Lisbon was doubtless as rich in abominations now as it was a year after, without any other redeeming virtue, which is a very ugly commencement to a tale of love; but having landed my reader a second time at the same place, I am anxious to relieve him from the fear of being treated to a second edition of the same story, and to assure him that my head-piece has been some time charged with fresh ammunition and I mean to discharge it now, to prevent its getting rusty. I intend to fight those battles only that I never fought before, galloping over the ground lightly, and merely halting to give a little of my conversation, such as it is, whenever I have anything new to tell; and as I have no idea of enduring the fatigues of the march to Talavera, nor the pleasures of fattening on the dinners of chopped straw which followed it, I shall leave my regiment to its fate until its return to the north of Portugal, and take advantage of the repose it affords to make my editorial bow with all due deference to my fair and lovely readers, to express my joy that I have been once more enabled to put myself in communion with them, and to assure them of my continued unbounded love and admiration, for I feel and have ever felt that the man who gave frailty the name of woman was a blockhead, and must have been smarting under some unsuccessful bit of the tender, for I have met her in the bower and in the battle, and have ever found her alike admirable in both! That old fool Shakspeare, too, having only a man's courage to meet a sprite with! Had he but told Macbeth to dare as woman dared, he would have seen the ghost of Banquo vanish into the witches' kettle in the twinkling of a wheelbarrow; for although I have never seen a woman kick the bucket, I have certainly seen her kick every thing else, and in fact there is nothing in the heroics that I have not seen her do. See her again when she descends into herself, and it is very odd if I have not seen her there too! for no man has ever been so often or so deep in love as I have—my poor heart has been lacerated, torn, and finally scorched until it is withered up like a roasted potato with scarcely the size of a kiss left.

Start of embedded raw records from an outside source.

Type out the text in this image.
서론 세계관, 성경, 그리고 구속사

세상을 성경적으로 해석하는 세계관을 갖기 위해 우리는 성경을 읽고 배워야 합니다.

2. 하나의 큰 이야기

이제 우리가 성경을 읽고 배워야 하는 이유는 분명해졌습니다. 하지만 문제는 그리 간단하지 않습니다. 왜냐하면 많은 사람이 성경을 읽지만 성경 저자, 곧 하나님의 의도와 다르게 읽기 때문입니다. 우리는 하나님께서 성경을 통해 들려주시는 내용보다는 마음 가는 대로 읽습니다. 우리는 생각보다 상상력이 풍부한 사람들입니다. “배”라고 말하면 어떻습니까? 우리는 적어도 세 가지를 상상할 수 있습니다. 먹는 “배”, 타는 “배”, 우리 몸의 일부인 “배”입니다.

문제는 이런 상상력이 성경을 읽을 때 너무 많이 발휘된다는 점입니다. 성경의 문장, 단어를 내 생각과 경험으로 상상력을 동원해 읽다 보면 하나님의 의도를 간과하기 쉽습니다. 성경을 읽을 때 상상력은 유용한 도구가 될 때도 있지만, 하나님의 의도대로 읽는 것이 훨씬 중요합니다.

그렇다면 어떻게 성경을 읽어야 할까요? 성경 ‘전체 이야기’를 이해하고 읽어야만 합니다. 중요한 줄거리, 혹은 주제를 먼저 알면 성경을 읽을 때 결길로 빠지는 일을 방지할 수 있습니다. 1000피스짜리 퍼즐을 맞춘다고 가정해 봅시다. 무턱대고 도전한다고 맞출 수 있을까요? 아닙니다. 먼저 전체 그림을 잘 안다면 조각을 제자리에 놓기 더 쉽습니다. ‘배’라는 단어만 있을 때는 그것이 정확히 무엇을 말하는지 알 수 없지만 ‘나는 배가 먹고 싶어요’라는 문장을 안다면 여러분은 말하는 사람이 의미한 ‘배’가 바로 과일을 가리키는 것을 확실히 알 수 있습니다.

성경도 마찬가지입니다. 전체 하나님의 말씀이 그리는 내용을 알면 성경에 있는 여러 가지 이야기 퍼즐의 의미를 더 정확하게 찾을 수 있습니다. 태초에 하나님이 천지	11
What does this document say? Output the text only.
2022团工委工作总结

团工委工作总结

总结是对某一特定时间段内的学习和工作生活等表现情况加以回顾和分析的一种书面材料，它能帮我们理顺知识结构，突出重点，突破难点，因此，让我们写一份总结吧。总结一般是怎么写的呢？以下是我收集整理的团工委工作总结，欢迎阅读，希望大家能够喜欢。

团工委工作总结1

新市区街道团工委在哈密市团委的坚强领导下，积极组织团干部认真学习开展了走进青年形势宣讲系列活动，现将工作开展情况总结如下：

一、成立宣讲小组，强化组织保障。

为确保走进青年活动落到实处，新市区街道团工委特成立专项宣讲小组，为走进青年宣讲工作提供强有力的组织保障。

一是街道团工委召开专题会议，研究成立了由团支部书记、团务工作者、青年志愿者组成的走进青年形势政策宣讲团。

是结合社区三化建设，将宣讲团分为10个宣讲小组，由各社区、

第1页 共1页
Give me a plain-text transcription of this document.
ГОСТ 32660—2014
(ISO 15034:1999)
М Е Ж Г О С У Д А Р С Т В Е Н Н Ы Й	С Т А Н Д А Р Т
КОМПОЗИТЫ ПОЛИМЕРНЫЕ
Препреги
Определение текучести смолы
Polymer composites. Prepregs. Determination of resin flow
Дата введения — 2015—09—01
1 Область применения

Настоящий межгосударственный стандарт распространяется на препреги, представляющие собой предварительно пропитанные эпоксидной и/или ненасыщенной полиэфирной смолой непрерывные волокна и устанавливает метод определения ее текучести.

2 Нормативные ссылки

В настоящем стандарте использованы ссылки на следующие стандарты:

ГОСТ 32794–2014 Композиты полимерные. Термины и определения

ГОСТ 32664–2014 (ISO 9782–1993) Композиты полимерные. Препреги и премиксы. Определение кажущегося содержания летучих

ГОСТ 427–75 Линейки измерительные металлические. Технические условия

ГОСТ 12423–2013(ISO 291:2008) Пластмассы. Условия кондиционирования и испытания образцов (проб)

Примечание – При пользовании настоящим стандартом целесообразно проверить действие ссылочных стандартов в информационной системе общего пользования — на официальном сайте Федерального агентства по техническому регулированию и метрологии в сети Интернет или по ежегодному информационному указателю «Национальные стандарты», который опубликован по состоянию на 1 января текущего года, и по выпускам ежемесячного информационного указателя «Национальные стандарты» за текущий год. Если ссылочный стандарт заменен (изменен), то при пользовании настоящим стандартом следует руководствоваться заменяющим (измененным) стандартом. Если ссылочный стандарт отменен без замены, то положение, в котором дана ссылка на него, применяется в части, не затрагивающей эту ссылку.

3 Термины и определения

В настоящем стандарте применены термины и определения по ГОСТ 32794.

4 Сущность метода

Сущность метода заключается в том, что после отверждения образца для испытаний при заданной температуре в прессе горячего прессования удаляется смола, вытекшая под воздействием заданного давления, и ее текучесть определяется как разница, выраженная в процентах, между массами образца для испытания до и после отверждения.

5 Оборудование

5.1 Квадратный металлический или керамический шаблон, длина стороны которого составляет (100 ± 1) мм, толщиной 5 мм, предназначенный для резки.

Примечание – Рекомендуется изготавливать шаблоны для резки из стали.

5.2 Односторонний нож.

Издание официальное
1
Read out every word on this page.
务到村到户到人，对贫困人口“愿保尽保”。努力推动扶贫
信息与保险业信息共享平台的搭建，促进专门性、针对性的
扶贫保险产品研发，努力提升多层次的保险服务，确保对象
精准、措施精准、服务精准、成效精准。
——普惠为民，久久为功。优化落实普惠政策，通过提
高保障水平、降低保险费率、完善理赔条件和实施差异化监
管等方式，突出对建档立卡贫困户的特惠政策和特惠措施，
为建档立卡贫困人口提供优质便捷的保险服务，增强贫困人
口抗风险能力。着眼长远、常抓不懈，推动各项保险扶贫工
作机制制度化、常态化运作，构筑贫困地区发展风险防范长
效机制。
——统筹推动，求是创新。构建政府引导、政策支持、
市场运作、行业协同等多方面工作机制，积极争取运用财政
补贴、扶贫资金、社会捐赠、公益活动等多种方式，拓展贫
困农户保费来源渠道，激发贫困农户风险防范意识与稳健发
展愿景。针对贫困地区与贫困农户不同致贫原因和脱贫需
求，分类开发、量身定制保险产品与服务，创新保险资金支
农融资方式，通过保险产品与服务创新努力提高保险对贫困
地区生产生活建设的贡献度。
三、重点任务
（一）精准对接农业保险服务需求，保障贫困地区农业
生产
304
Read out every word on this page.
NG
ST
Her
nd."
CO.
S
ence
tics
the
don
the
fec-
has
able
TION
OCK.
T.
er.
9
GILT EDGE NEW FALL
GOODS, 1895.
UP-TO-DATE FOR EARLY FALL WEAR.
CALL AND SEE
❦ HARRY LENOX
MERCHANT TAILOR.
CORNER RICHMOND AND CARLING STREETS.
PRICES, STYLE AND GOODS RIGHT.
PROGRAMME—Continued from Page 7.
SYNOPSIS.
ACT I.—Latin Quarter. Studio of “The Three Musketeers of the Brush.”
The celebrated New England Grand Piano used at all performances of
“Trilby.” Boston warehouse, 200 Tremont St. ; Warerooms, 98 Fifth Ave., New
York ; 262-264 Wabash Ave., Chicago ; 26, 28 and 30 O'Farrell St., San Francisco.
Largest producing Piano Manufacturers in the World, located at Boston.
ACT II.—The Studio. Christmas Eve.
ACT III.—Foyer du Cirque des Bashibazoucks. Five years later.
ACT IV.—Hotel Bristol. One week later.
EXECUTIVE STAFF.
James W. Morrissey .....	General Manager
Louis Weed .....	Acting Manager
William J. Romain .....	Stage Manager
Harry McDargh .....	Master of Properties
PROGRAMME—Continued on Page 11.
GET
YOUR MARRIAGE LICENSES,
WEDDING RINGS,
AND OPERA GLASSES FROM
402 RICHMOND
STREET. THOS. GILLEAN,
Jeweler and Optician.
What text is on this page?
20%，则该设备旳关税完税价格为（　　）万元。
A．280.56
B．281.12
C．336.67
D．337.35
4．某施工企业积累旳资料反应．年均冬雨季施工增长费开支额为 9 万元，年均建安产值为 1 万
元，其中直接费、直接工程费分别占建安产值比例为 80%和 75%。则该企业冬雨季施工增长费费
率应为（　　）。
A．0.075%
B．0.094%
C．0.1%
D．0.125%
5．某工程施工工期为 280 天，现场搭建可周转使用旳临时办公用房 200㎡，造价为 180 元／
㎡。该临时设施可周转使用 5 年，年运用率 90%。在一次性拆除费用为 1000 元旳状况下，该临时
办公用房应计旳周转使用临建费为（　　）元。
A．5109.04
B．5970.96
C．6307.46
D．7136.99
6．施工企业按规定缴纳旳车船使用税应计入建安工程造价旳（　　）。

How it was that I did not find myself dangling at a door-post by the end of a silk handkerchief some odd morning is to me astonishing, but here I am, living and loving still as fondly as ever. Prudence at this moment whispers that I have said enough for the present, for if I go on making love so fiercely thus early in the day, I shall be forced to marry the whole sex and bring my book to a premature conclusion, for which posterity would never forgive me. I must therefore for the present take a most reluctant leave, with a promise of renewing my courtship from time to time as opportunities offer, if they will but good-naturedly follow me through the various scenes into which I am about to conduct them; and while I do my best to amuse them by the way, should I unintentionally dive so deeply into the pathetic as to beguile them of a tear, let me recommend them to wipe it away, for it is only their smiles I court.

While on the way to join the light division on the northern frontier, I shall take the opportunity of introducing the reader to their celebrated commander, the late Major-General Robert Crawfurd, an officer who, for a length of time, was better known than liked, but like many a gem of purer ray his value was scarcely known until lost.


[CHAP. IV.]
Shewing how generals may descend upon particulars with a cat-o'-nine tails. Some extra Tales added. Historical, Comical, and Warlike all.

Crawfurd was no common character. He, like a gallant cotemporary of his, was not born to be a great general, but he certainly was a distinguished one,—the history of his division and the position which he held beyond the Coa in 1810, attest the fact. He had neither judgement, temper, nor discretion to fit him for a chief, and as a subordinate he required to be held with a tight rein, but his talents as a general of division were nevertheless of the first order. He received the three British regiments under his command, finished by the hands of a master in the art, Sir John Moore, and, as regiments, they were faultless; but to Crawfurd belonged the chief merit of making them the war brigade which they became, alike the admiration of their friends and foes. How he made them so I am about to show, but how such another is to be made now that his system has fallen into disrepute, will be for futurity to determine.